United Workers calls for NSW school cleaners to be directly employed by state government following release of worker survey.

United Workers is calling for NSW school cleaners to be directly employed by the state government following the release of a new survey by the union that reported high injury rates among cleaners amid contractors cutting back hours.

According to United Workers’ More Tasks Than Time report, which surveyed almost 300 school cleaners, workers have reported a host of injuries at schools including fractured kneecap from falling downstairs, broken wrist, broken fingers, and fractured ankle.

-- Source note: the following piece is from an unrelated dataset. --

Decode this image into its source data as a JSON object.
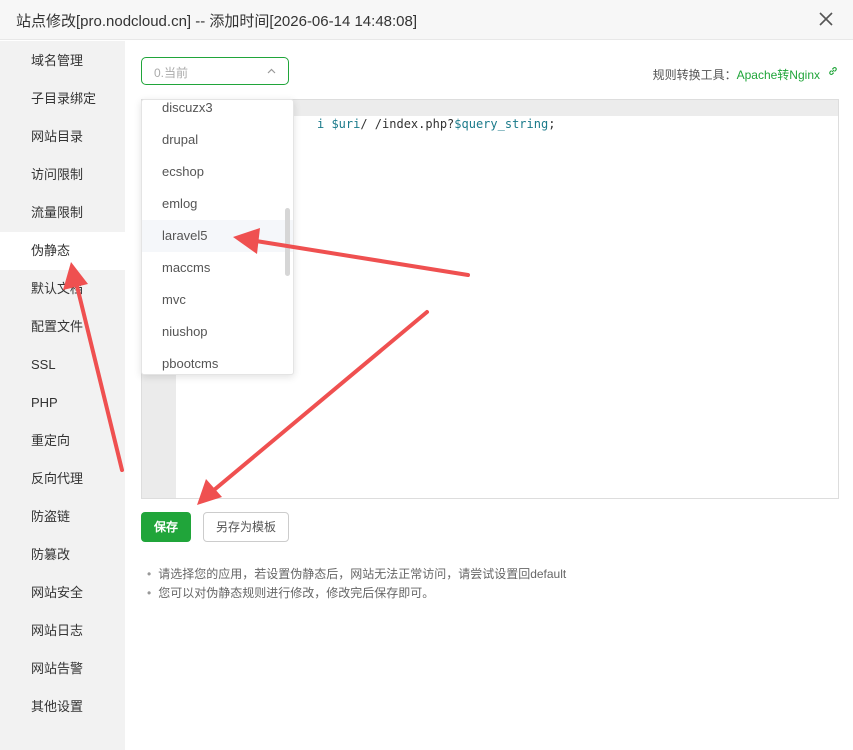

Survey respondents said they need to perform more than 600 tasks a day under the terms of the NSW Government’s privatised cleaning contracts, which reportedly calculates to less than 45 seconds for each task.

The survey, conducted in late July and August, found about half of respondents said contractors had cut back cleaning hours in the last five years.

Thirty-seven per cent said they had been injured at work in the last five years, while 34 per cent said they had experienced bullying, harassment, or discrimination at work in the last five years.

The survey also found that 75 per cent said workloads had become worse in the last five years; a further 22 per cent said workloads were “the same as always”. Only 3 per cent said workloads had become better.

More than half of school cleaners also said they had trouble receiving the correct pay.

United Workers Union Property Services co-ordinator Linda Revill said NSW school cleaners are “trapped in a privatised system with impossible workloads”.

“The survey shows the duty to provide a safe workplace has been abandoned by contractors as they cut back cleaning hours at schools and they give cleaners even more towering workloads,” Revill said.

“It’s high time the failed privatisation is ended, and NSW school cleaners are employed directly by the NSW Government.”

The figure of more than 600 tasks is based on cleaners’ reports of the separate areas they are expected to clean daily, with daily per-area tasks calculated using the NSW Government contract specifications outlined in this document.